Known for his compelling DJ sets that seamlessly blend old-school and modern techno, Khutoretsky is committed to preserving the art of DJing in an era dominated by digital music. He has performed at prestigious clubs and festivals worldwide, including Bargain in Berlin, Movement Electronic Music Festival in Detroit, Okeechobee Music & Arts Festival in Florida, and Bassiani in Tbilisi, Georgia. 

Courtesy of Aslice 

Having experienced various facets of the music industry, from production and event management to being a touring DJ and producer, Khutoretsky empathizes with the struggles of everyday artists striving to make a living. In 2020, he introduced a groundbreaking innovation called Aslice, designed to give back to the artists who contributed to his success. Aslice, built by artists for artists, aims to address income disparities between working DJs and the producers whose music they play. The platform facilitates a simple and user-friendly workflow, providing a new revenue stream for music producers. 

Aslice provides a new revenue stream for music producers with an easy-to-use software. They empower working DJs to share a portion of their earnings directly with the producers they play at paid gigs. Compared to the music industries current model of streaming of paid music, Aslice is proving to be the fairer way. Here’s how a payment from a single DJ playing a song one time and sharing via Aslice compares the payment in the current model for music producers: An artist currently makes $0.50 per song bought on Beatport and $0.80 per song on Bandcamp while on Aslice an artist makes $1.42 per track played by a single DJ. That $1.42 is equivalent to the same song getting 650 streams on Spotify or 386 streams on Apple Music. According to Aslice, “Many professional DJs receive and play completely free music via promo and file share. While producers are surely happy to have their music played, the only “payment” they get in this case is potential “exposure”. Even if a DJ buys all the music they play, the existing model only pays a producer once for that sale. With Aslice, that same producer gets their fair share every time a DJ plays their music at a paid gig.” Aslice promotes a sense of community in the electronic music scene, shifting the focus from competition to collaboration. 

Courtesy of Aslice

With more and more artists adopting Aslice the electronic music community is putting more of an emphasis on being a community based on sharing rather than music being a competition. Lastly Kutoretsky wanted to also change how the current PROs (performing rights organizations) distributes money from unidentified songs stating that “to handle our unmatched music royalties, we founded The Aslice Foundation, a registered 501(c)(3) non-profit and sister organization of Aslice LLC. Unlike traditional collection societies, The Aslice Foundation donates any money accrued for unidentified songs in our system to charitable organizations, voted on by the Aslice users. Focusing on music education, creative arts education, and/or community social work for individuals in need. We’ve created a way to reinvest unmatched music earnings back into the global community, instead of paying the wrong people. In the first year of Aslice’s public beta, The Aslice Foundation donated to Underground Music Academy, which provides electronic music education and mentorship to young adults in Detroit.” 

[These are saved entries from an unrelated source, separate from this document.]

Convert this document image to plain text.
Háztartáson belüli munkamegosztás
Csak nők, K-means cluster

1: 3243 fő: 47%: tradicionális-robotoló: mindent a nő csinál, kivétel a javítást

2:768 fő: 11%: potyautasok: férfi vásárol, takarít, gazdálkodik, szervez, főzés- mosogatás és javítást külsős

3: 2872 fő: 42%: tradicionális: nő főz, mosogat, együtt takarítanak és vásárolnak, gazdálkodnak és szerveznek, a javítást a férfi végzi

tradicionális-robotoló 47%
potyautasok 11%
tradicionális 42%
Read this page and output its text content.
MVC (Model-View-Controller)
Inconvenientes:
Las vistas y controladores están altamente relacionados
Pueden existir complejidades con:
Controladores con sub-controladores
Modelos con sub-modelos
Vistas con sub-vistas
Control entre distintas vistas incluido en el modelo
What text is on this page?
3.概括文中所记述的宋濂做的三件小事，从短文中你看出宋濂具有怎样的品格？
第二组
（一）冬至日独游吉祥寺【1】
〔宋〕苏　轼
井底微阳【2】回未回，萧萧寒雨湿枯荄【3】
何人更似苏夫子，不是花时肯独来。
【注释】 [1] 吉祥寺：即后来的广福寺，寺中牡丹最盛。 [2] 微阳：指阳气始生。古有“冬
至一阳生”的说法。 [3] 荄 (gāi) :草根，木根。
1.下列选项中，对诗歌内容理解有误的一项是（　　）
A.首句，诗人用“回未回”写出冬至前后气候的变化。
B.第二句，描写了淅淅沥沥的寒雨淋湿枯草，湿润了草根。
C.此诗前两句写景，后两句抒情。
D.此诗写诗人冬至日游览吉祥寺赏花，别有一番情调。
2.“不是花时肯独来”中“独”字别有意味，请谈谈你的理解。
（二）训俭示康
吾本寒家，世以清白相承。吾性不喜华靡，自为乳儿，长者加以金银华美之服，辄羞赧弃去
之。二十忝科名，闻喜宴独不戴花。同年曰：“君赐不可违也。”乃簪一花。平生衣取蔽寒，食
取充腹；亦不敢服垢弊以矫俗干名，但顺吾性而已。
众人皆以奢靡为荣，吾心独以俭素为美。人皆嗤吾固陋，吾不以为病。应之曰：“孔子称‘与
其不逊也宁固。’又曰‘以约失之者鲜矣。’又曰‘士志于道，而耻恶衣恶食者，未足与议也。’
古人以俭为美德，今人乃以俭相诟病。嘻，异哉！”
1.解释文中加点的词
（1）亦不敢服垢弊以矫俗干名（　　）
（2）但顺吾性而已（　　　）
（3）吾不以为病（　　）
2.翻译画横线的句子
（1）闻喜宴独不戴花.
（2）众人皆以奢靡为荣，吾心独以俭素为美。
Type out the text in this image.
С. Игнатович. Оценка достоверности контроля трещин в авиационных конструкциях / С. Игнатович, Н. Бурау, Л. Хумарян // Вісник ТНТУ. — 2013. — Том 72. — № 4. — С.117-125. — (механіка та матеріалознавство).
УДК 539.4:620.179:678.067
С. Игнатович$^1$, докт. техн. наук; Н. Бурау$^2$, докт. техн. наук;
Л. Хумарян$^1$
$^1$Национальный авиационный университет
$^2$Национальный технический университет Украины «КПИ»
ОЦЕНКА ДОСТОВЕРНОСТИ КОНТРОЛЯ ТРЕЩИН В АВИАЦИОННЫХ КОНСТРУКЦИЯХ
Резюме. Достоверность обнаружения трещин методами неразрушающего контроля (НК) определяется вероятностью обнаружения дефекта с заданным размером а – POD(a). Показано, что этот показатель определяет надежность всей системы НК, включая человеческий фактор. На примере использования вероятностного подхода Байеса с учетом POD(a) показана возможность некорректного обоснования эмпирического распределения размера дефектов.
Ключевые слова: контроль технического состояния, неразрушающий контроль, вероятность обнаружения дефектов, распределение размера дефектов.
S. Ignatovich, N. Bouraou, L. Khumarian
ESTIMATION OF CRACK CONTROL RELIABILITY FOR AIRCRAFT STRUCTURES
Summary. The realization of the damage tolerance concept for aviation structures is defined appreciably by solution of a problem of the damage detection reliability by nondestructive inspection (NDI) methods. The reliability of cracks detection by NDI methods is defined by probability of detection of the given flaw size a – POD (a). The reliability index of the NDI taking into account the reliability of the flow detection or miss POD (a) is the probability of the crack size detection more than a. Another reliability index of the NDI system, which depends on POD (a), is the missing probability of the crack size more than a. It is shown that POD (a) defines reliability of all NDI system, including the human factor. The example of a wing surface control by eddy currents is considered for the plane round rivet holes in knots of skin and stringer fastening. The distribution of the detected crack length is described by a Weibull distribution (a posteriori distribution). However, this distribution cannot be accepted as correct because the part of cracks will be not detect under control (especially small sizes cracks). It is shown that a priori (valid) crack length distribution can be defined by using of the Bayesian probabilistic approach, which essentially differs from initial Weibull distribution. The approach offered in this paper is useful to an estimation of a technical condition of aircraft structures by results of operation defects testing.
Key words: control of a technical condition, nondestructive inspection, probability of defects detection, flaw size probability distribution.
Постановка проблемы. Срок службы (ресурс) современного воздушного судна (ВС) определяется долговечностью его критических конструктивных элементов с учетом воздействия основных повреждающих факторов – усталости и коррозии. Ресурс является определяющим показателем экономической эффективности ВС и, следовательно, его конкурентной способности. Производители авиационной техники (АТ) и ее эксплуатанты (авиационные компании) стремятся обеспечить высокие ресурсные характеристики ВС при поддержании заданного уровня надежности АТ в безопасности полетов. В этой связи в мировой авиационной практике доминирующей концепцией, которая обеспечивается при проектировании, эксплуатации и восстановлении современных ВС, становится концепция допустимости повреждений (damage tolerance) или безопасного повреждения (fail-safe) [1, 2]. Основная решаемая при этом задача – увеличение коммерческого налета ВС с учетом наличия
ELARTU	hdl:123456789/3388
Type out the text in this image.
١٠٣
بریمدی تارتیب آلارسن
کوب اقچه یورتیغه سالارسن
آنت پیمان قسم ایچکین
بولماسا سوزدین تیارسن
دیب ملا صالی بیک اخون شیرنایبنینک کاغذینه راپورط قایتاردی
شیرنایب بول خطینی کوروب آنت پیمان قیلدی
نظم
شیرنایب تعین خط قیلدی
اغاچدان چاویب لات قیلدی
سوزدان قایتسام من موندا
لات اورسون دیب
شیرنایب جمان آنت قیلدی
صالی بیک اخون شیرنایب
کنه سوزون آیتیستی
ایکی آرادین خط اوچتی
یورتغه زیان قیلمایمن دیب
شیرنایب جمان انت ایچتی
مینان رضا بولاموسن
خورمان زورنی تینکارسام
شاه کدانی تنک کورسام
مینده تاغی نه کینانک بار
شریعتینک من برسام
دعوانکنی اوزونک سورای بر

This project is only two years old yet more and more DJs around the world are proving that they want to do the right thing. Producers are being paid through our service, some for the first time in their lives. No matter how big or small, new or experienced a DJ may be on their career path, Aslice is a tool for them and for the entire community. Aslice believes that if we can get our entire music community behind a culture of sharing, we will not only be creating a fairer ecosystem, we can truly change peoples’ lives. Zak Khutorestsky has truly recognized the music ecosystem to start becoming more fair with Aslice and this is only the beginning.